Speaking on the Central Educational Institutions (Reservation in Teachers' Cadre) Bill, 2019 in Rajya Sabha, K K Ragesh said the bill seeks to provide reservation in teaching posts in certain educational institutions and the bill treats educational institution, per se, as a unit for the purpose of reservation and hence, it overrules the judgment of the supreme court, which was delivered in 2017. The government could have brought a bill in this ‘house’ in 2017 itself. But it waited for two years and all of a sudden, it found that an election is at hand. So, it promulgated an ordinance. That is the very reason why we had opposed the ordinance route. Even after promulgating the ordinance, 13 universities in the country have published advertisements for teaching posts in which the reservation policy was violated. During this period, we have witnessed a mushrooming growth of educational institutions in our country. That growth is mainly taking place in private sector. Reservation should be extended to private educational institutions as well.
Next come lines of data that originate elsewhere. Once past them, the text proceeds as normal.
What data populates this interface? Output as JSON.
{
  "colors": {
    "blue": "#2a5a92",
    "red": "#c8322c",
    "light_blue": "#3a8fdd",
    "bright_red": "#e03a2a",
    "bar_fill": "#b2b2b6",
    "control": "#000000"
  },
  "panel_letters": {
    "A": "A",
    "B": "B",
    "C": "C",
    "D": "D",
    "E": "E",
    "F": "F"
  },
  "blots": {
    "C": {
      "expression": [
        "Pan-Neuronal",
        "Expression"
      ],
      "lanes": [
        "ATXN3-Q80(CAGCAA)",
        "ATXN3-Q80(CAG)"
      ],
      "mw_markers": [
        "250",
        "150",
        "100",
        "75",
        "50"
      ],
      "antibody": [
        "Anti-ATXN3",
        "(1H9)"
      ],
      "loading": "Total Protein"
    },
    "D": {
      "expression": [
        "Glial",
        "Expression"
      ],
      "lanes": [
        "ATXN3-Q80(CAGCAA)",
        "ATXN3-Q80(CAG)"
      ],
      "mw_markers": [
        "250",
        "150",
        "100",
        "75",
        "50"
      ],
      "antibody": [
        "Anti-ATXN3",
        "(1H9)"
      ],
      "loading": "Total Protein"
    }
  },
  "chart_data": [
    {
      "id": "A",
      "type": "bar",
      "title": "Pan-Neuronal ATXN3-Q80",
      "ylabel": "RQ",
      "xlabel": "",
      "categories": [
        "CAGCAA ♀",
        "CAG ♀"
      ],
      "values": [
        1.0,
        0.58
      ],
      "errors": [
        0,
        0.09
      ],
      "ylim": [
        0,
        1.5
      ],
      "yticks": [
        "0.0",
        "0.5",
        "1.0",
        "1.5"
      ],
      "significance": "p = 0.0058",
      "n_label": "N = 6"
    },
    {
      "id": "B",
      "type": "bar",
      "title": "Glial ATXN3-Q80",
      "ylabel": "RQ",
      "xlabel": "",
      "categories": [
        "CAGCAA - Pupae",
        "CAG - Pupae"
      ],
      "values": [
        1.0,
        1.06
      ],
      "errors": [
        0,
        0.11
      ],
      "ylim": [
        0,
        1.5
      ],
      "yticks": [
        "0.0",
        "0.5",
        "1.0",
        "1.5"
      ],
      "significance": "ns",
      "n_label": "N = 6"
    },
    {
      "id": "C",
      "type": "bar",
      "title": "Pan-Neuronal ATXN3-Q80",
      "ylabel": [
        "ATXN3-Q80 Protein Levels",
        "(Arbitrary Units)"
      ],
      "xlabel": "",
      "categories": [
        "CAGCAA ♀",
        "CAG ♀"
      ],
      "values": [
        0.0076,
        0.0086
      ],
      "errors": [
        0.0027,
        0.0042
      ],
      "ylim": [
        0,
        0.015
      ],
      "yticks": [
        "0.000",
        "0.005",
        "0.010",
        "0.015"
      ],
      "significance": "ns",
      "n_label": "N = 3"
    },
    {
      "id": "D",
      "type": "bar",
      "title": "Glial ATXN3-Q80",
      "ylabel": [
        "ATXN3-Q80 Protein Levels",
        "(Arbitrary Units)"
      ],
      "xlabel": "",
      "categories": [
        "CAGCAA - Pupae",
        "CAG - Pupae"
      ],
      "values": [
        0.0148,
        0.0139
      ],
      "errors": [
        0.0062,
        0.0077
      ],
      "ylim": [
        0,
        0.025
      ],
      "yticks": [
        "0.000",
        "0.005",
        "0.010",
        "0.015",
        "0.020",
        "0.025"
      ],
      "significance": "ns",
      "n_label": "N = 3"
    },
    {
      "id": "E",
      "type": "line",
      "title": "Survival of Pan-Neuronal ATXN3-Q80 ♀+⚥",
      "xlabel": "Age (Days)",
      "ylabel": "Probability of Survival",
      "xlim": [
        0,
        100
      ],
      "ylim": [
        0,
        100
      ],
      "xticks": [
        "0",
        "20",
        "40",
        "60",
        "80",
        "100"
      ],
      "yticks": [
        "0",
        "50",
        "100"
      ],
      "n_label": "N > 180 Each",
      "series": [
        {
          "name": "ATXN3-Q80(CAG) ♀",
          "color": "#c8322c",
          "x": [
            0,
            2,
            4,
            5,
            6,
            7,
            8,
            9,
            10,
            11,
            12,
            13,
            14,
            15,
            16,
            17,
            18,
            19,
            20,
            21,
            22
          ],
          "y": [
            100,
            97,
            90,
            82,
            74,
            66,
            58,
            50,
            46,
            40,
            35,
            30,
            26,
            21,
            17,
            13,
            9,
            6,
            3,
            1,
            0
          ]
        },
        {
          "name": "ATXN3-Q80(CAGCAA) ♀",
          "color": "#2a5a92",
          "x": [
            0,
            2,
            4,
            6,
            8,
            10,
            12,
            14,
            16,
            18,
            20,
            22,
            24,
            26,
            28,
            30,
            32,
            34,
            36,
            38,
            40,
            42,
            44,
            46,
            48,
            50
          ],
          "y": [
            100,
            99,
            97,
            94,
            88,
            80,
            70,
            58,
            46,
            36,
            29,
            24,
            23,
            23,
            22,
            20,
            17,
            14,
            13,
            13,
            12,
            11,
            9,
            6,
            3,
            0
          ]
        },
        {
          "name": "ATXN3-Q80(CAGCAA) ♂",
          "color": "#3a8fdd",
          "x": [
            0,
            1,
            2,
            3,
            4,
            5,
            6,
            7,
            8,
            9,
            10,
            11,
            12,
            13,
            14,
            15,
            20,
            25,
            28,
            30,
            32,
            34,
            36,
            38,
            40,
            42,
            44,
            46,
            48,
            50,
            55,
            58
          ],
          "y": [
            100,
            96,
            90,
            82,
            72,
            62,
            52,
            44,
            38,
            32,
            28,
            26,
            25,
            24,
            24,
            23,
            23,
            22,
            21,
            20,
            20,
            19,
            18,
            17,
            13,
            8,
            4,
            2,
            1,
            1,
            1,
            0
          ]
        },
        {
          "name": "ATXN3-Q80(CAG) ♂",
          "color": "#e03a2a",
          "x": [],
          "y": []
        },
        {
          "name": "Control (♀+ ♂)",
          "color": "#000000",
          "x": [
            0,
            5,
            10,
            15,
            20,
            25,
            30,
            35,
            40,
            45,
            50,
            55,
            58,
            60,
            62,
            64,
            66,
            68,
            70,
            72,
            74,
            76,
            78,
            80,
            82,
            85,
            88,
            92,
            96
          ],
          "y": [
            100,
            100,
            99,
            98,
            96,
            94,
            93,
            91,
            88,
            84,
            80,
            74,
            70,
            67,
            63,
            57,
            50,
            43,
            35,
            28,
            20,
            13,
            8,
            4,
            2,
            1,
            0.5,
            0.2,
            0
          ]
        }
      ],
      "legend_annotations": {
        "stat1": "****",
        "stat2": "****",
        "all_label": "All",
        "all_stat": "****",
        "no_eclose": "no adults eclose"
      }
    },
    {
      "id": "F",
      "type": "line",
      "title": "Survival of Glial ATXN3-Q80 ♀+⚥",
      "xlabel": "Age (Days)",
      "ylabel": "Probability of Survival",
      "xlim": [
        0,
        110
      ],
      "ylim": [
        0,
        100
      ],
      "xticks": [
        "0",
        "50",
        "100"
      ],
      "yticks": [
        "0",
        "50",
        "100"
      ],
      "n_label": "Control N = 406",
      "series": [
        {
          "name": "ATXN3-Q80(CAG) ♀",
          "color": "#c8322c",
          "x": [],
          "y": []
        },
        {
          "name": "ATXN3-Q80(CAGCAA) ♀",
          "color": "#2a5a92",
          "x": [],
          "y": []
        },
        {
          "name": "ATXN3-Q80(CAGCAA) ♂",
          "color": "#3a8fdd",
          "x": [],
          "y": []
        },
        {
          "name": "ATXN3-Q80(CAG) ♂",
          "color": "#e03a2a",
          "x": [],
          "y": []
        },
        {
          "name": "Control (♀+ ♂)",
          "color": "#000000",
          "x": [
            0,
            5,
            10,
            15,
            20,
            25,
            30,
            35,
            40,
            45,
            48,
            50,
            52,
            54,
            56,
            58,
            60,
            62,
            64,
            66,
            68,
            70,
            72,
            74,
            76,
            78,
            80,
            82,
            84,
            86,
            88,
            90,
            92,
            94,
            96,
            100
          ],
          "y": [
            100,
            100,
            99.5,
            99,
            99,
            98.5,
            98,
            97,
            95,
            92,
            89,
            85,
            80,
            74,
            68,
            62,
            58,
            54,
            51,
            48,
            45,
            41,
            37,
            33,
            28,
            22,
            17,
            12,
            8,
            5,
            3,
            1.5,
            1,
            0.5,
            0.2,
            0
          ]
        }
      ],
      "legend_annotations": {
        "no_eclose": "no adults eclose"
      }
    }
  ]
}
In Rajya Sabha, K Somaprasad supported the Dentists (Amendment) Bill, 2019 and called for establishment of more dental colleges. Urgent measures should be taken to ensure quality of dental education as well, he said.
Speaking on the Indian Medical Council (Amendment) Bill, 2019 in Rajya Sabha, K K Ragesh said the Medical Council of India has failed to regulate medical education in the country. Allegations were levelled against MCI and the supreme court had to intervene and appoint an ‘oversight committee’. MCI is an elected body and it had ensured representation from various states. The government is trying to make MCI as a mere central government department which is highly objectionable. During the last few years, mushrooming growth of private medical colleges in our country has taken place which are collecting exorbitant capitation fee. Merit is not being considered. Merit is replaced with money power. It is requested to look into the matter so that the needy and poor students get the opportunity to study medicine.
K K Ragesh requested the government to order an inquiry into a report which revealed that premium brands of edible salt contain alarming levels of poisonous and cancerous components such as potassium ferrocyanide. He said the government should ensure that this kind of contaminated salt is not distributed. K Somaprasad requested that the government issue a total prohibition or impose strict restrictions on e-cigarettes.